In a move to further tap the potential of market mechanisms in promoting low-carbon transformation, China’s national carbon market will launch online trading this month, Zhao Yingmin, vice-minister of ecology and environment, said on Wednesday.
The decision to launch online trading was made at an executive meeting of the State Council, the country’s Cabinet, on July 7, Zhao told a news conference organized by the council’s information office.
The national program currently involves over 2,000 companies in the power generation sector that emit over 4 billion metric tons of carbon dioxide a year, he said.
“The sector is a major contributor to carbon dioxide emissions in the country and also a major coal consumer,” he said. “Including the sector in the market first will help yield synergistic results in pollution control and carbon emissions reduction.”
Adequate emission monitoring facilities in the power generation industry guarantee accurate data, which is key for the market’s operation, Zhao said.
He said the Ministry of Ecology and Environment has conducted data collection, reporting and verification for years in seven other major carbon-emitting industries, including steel, chemicals and papermaking, in preparation for the extension of the national carbon market.
Carbon trading is the process of buying and selling permits to emit carbon dioxide or other greenhouse gases.
Designated emitters will be given the right to release a certain amount of greenhouse gases. At the end of each cycle, emitters will have to buy unused permits from the market if they emit more than the amount they are allowed.
Carbon trading is “a key policy instrument” in the country’s endeavor to reach peak carbon dioxide emissions before 2030 and go carbon neutral before 2060, Zhao said.
With financial incentives, aside from guiding investment into industries or enterprises with big potential in reducing carbon emissions, the mechanism could motivate innovations in low-carbon technology development, he said.
Zhao said the market is also expected to be a financial instrument that provides financing support to the country’s efforts to meet its climate commitments.
China has been preparing for the national carbon market for almost 10 years, with pilot programs in seven areas, including Hubei province, Beijing and Shanghai, the ministry said.
Li Gao, head of climate change at the ministry, said the pilot market had involved almost 3,000 major emitters in over 20 industries by last month.
With total turnover of more than 11 billion yuan ($1.7 billion), the greenhouse gas emissions the programs have covered are equivalent to 480 million tons of carbon dioxide, he added.
Carbon trading practices at home and abroad have proved the mechanism is an effective instrument that can help reduce the cost of reaching carbon reduction targets.

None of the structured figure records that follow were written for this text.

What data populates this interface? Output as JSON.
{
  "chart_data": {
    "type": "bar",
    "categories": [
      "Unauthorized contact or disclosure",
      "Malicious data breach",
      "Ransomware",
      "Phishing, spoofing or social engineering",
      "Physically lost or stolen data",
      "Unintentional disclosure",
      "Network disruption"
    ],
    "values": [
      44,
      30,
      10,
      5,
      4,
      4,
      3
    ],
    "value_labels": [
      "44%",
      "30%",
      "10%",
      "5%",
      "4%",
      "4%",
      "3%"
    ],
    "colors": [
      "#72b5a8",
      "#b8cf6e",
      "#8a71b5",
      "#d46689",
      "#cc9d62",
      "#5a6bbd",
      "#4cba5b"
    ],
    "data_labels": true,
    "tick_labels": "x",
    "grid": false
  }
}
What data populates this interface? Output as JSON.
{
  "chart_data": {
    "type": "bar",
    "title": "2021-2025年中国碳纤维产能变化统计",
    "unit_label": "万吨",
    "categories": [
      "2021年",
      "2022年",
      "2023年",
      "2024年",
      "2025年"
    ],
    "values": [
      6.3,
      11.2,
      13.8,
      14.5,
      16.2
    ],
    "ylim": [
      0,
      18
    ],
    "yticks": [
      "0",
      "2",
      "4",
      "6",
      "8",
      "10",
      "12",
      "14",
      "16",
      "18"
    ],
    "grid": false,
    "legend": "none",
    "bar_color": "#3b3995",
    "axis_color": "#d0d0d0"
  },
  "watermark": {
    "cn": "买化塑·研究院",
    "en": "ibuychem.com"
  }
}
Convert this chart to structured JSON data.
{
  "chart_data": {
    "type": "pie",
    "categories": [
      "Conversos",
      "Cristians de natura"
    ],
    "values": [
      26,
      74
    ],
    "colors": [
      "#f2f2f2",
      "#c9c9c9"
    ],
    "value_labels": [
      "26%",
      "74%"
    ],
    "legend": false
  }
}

Zhao said China is also promoting the establishment of an international carbon market.
“The inauguration of online trading of China’s national carbon market is an important step forward for global climate action,” he said, adding it will not only inject impetus and confidence into the world’s endeavor to tackle climate change but also provide references for other nations and regions.
Quoting a report from the World Bank, Zhao said there are now 61 national or regional carbon pricing programs around the world. Thirty-one are carbon trading markets, while the others involve carbon taxes.
It’s complicated to bridge different markets because of a range of issues, including laws, policies and standards, he said. Despite that, China is promoting the negotiation process around Article 6 of the 2015 Paris climate agreement and the establishment of an international carbon trading mechanism under the framework of the agreement.
The Paris agreement entered the implementation phase last year, but parties have yet to reach consensus on the highly technical Article 6, which includes a market-based mechanism.
Upholding the principle of common but differentiated responsibilities and respective capabilities, which is included in the United Nations Framework Convention on Climate Change, parties should stick to multilateralism and make joint efforts to cope with the climate challenge, Zhao said.
“We should encourage and support parties that really need help to roll out actions on climate mitigation and adaptation, including carbon trading,” he said.